Look into the '--link-dest' option to rsync, this allows you to really easily do incremental backups, each time you backup your new backup directory has all the files in it, but any files that haven't changed are hardlinked to the previous version, so you don't take up much disk space. Really, really cool.

I think the Cygwin approach might be a little too much, but thanks for the --link-dest pointer: I wasn't aware of that before, and it'll be handy for other things I'm doing.
I would put them on S3 via any of the FTP clients that support it. Just keep the installers on the hard drive.
If it's just photos, you could possibly use Flickr Pro? It might be tedious downloading them all later if you lose them, but it's a fairly obvious online home for photos, especially if you want the world to stumble across them. Just another option, really.
Heh. I already have a Flickr Pro account that I use actively, and hadn't thought of that :)

I wouldn't want to pollute my normal stream with the 95% of dross that I'll doubtless take, but setting the default visibility to private could work well.

ISTR that flickr does some processing of the images as you upload them though, and don't really like the idea of losing the originals, but perhaps that only impacts the lower res versions, and the original always stays intact. Must investigate further...

If you got Flickr Pro the originals always stay intact. If you want (don't think you can considering general upload speeds in internet cafe's) you can even upload the RAW's and Flickr will keep them available for your at all times.
FileZilla on the USB hard drive (http://filezilla-project.org/)

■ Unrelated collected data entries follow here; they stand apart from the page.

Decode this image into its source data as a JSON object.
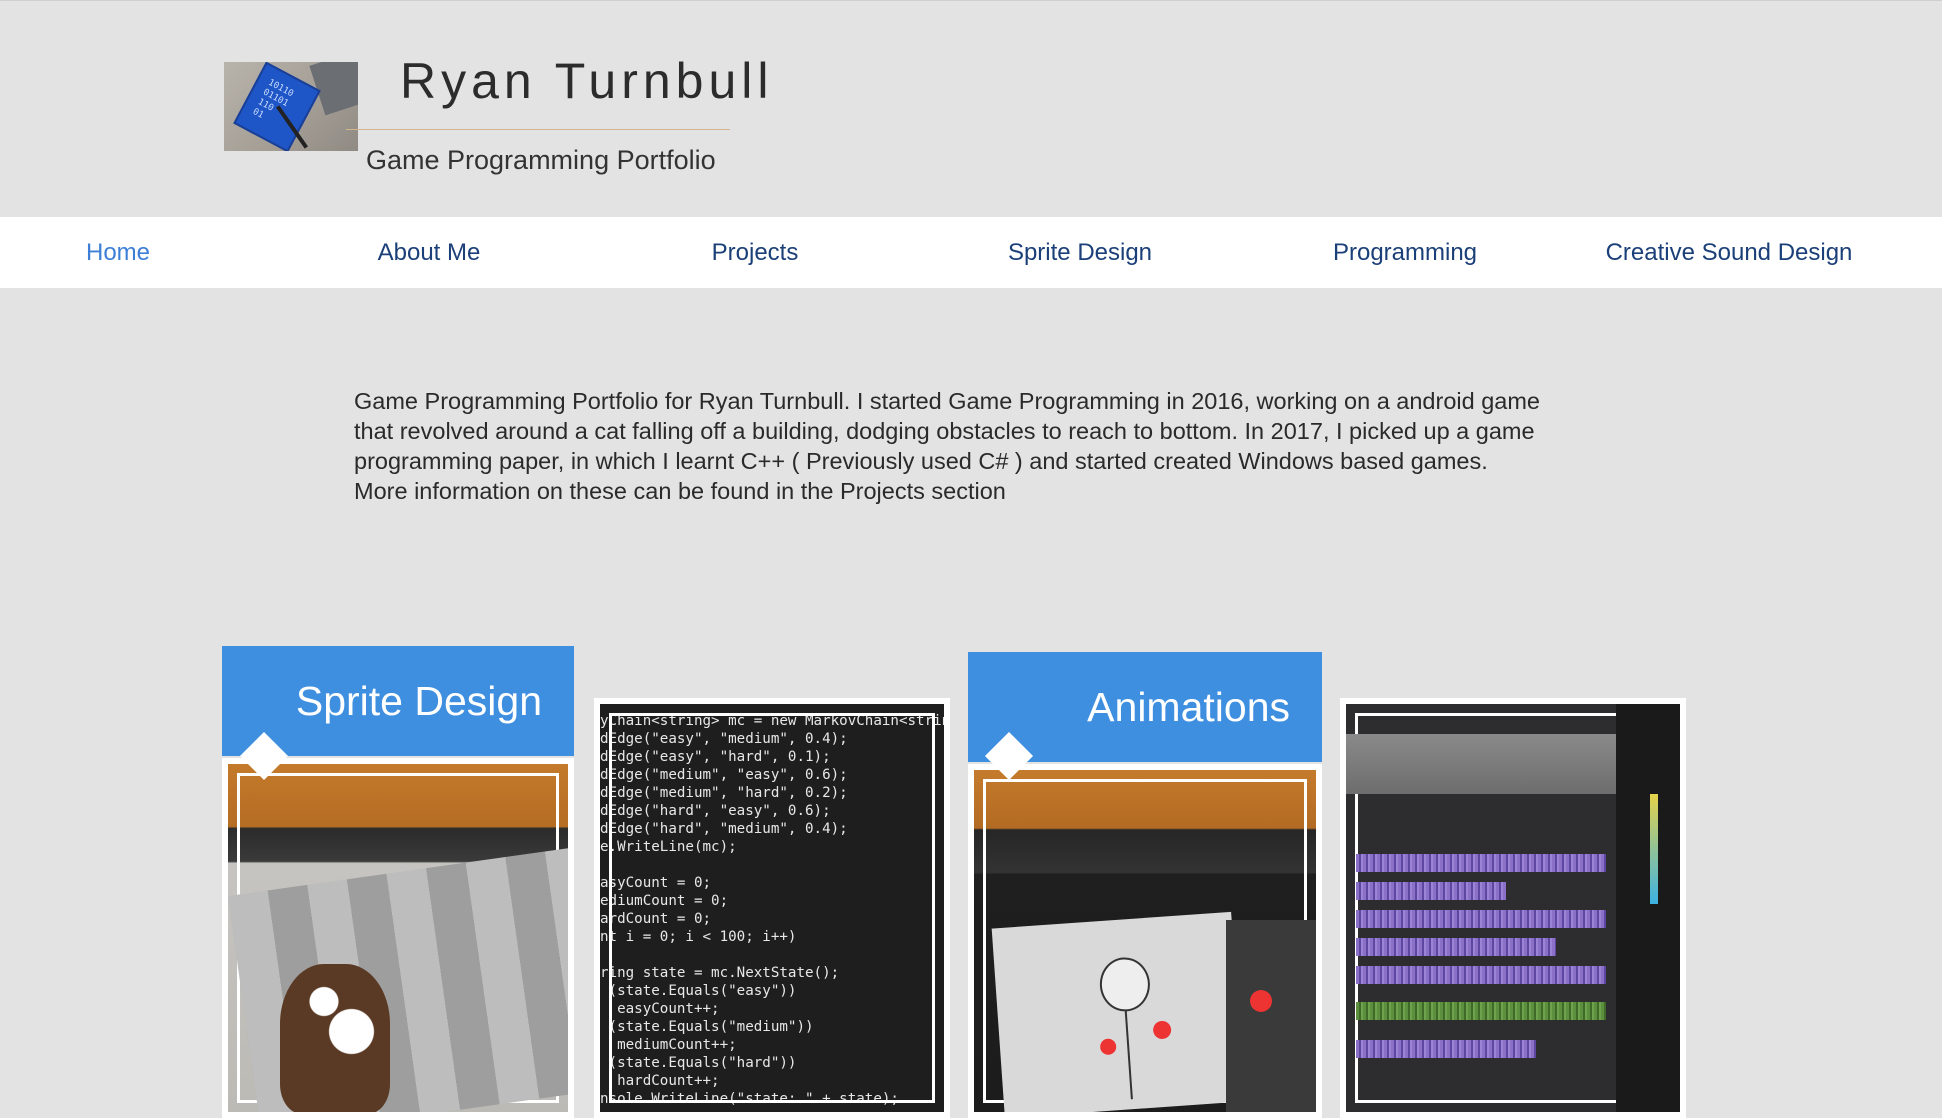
{
  "header": {
    "title": "Ryan Turnbull",
    "subtitle": "Game Programming Portfolio"
  },
  "nav": {
    "items": [
      {
        "label": "Home",
        "active": true
      },
      {
        "label": "About Me"
      },
      {
        "label": "Projects"
      },
      {
        "label": "Sprite Design"
      },
      {
        "label": "Programming"
      },
      {
        "label": "Creative Sound Design"
      }
    ]
  },
  "intro": {
    "text": "Game Programming Portfolio for Ryan Turnbull. I started Game Programming in 2016, working on a android game that revolved around a cat falling off a building, dodging obstacles to reach to bottom. In 2017, I picked up a game programming paper, in which I learnt C++ ( Previously used C# ) and started created Windows based games. More information on these can be found in the Projects section"
  },
  "gallery": {
    "cards": [
      {
        "title": "Sprite Design"
      },
      {
        "title": "Animations"
      }
    ],
    "code_lines": [
      "yChain<string> mc = new MarkovChain<string>(",
      "dEdge(\"easy\", \"medium\", 0.4);",
      "dEdge(\"easy\", \"hard\", 0.1);",
      "dEdge(\"medium\", \"easy\", 0.6);",
      "dEdge(\"medium\", \"hard\", 0.2);",
      "dEdge(\"hard\", \"easy\", 0.6);",
      "dEdge(\"hard\", \"medium\", 0.4);",
      "e.WriteLine(mc);",
      "",
      "asyCount = 0;",
      "ediumCount = 0;",
      "ardCount = 0;",
      "nt i = 0; i < 100; i++)",
      "",
      "ring state = mc.NextState();",
      " (state.Equals(\"easy\"))",
      "  easyCount++;",
      " (state.Equals(\"medium\"))",
      "  mediumCount++;",
      " (state.Equals(\"hard\"))",
      "  hardCount++;",
      "nsole.WriteLine(\"state: \" + state);"
    ]
  },
  "colors": {
    "accent": "#3f8fe0",
    "nav_text": "#1b3f78",
    "nav_active": "#3d7fd6",
    "background": "#e3e3e3"
  }
}
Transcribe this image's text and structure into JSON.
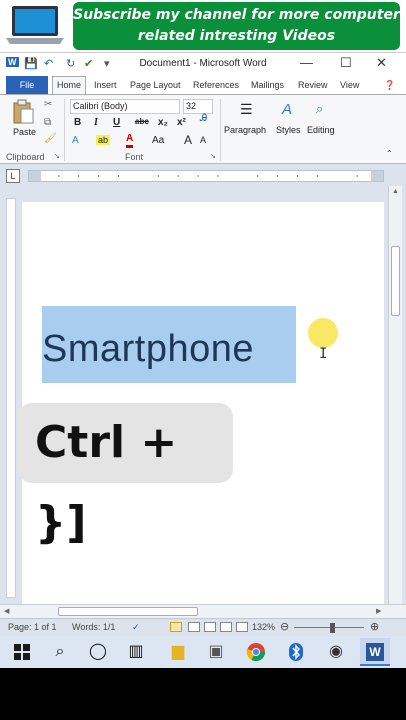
{
  "banner": {
    "line1": "Subscribe my channel for more computer",
    "line2": "related intresting Videos"
  },
  "window": {
    "title": "Document1 - Microsoft Word",
    "buttons": {
      "minimize": "—",
      "maximize": "☐",
      "close": "✕"
    }
  },
  "ribbon": {
    "tabs": [
      "File",
      "Home",
      "Insert",
      "Page Layout",
      "References",
      "Mailings",
      "Review",
      "View"
    ],
    "clipboard": {
      "paste_label": "Paste",
      "group_label": "Clipboard"
    },
    "font": {
      "name": "Calibri (Body)",
      "size": "32",
      "group_label": "Font",
      "bold": "B",
      "italic": "I",
      "underline": "U",
      "strike": "abc",
      "subscript": "x₂",
      "superscript": "x²",
      "font_color": "A",
      "change_case": "Aa",
      "grow": "A",
      "shrink": "A"
    },
    "paragraph_label": "Paragraph",
    "styles_label": "Styles",
    "editing_label": "Editing"
  },
  "document": {
    "selected_text": "Smartphone"
  },
  "overlay": {
    "shortcut": "Ctrl + }]"
  },
  "statusbar": {
    "page": "Page: 1 of 1",
    "words": "Words: 1/1",
    "zoom": "132%"
  },
  "colors": {
    "banner_green": "#0a8f3a",
    "file_tab_blue": "#2a62b8",
    "selection_blue": "#a9cdee",
    "highlight_yellow": "#f7e032"
  }
}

It doesn't need to be installed, you can just run it from the drive, and it can transfer via FTP or SSH to a cheap slicehost or dreamhost. I even think it supports syncing directories, so you can just resume where you left off.

Just buy more SD cards. They are cheap and you can pack a lot of them into the space taken by HDD. And you won't have to look for a PC with internet.
A 4GB card at retail, 5 months ago, was $7. How many pictures do you think you'll be taking? 16GB should be plenty of space.
Interesting question. I really should have worked that out already :)

The current plan involves being in about 20 countries over the course of just under 3 months. So let's say 90 days x 50-100 photos per day x 2-3MB per picture. That gives somewhere in the region of 16GB right there; with backup, twice that. And that's probably on the low side.

Hmmm. I'm going to need more space (and more upload bandwidth) than I thought!

Well, my little Buffalo mini-station (http://www.amazon.co.uk/dp/B000UEFQ1O) is pretty small, and has a lot of other stuff on it, so I'll be carrying it anyway, but as per my final paragraph the option of just loading up on a few more SD cards is one I've considered. I'd just like to minimise the loss in a disaster scenario (such as everything I'm carrying getting stolen). Hardware can be replaced, photos can't.
http://www.eye.fi/ and a flickr.com account. The card connects to any open wi-fi access point and just uploads everything to flickr.com or other online photo site. When you get back, go through all of your photos and delete the ones you don't need. Better than lugging around a USB harddrive.